Wer dies behende schafft, kann das Auto in lediglich 4,3 Sekunden von 0 auf Tempo 100 beschleunigen. Bis Tempo 160 vergehen gerade mal 8,7 Sekunden. Und erst bei 310 km/h ist Schluss mit der Beschleunigungsorgie. Exakt so schnell fährt übrigens auch der neue Porsche Turbo, der allerdings ein paar Zehntelsekunden rascher vom Fleck kommt als der GT3. Die Minimalabstände - aus Sport-Ergebnislisten hinlänglich bekannt - werden nun also auch für Sportwagenhersteller zunehmend relevant.

Damit der gestärkte Boxermotor seine Kraft nicht durch das Verbrennen von Gummi verpulvert, gibt es eine elektronisch geregelte Traktionskonstrolle, die den 19-Zoll-Rädern exakt so viel Drehmoment zuführt, wie sie gerade vertragen. Wer auf der Rennstrecke mit Drifts glänzen möchte, kann dieses Hilfssystem abschalten. Außerdem gibt es erstmals im GT3 ein aktives Fahrwerk, das dem Geschmack des Fahrers und den Bedingungen unter dem Auto angepasst werden kann.

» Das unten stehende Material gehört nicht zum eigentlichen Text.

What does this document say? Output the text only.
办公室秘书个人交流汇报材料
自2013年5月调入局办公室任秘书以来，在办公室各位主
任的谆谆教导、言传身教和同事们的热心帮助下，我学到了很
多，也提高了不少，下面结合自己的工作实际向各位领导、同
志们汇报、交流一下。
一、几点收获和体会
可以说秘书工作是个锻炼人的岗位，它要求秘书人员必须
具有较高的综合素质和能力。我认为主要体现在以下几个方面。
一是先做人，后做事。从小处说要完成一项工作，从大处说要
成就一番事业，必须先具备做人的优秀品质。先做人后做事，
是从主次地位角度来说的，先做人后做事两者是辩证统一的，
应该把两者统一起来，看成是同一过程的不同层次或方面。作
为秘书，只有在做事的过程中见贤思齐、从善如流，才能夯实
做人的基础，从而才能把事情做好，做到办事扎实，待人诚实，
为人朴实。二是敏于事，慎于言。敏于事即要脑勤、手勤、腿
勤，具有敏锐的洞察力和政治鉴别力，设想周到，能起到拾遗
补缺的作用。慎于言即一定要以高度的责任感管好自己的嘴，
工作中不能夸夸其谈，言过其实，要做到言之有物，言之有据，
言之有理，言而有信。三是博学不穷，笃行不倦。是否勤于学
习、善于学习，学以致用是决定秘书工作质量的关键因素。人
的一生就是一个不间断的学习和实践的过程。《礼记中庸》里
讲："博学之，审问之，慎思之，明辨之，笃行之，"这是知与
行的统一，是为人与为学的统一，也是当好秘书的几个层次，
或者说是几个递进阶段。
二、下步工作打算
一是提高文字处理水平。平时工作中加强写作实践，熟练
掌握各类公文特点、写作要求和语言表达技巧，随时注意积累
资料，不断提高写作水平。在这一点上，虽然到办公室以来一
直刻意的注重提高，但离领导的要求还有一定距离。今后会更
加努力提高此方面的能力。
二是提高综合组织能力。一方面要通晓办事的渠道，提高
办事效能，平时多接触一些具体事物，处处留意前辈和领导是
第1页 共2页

Ab Mai wird der neue Porsche GT3 ausgeliefert. In Deutschland wird das Auto 108.083 Euro kosten - rund 25.000 Euro weniger, als man für den 911 Turbo hinlegen muss. Oder anders gerechnet: Jede Zehntelsekunde, die der Turbo beim Standardsprint schneller ist, lässt sich Porsche mit rund 6000 Euro bezahlen. So funktioniert Marktwirtschaft manchmal auch.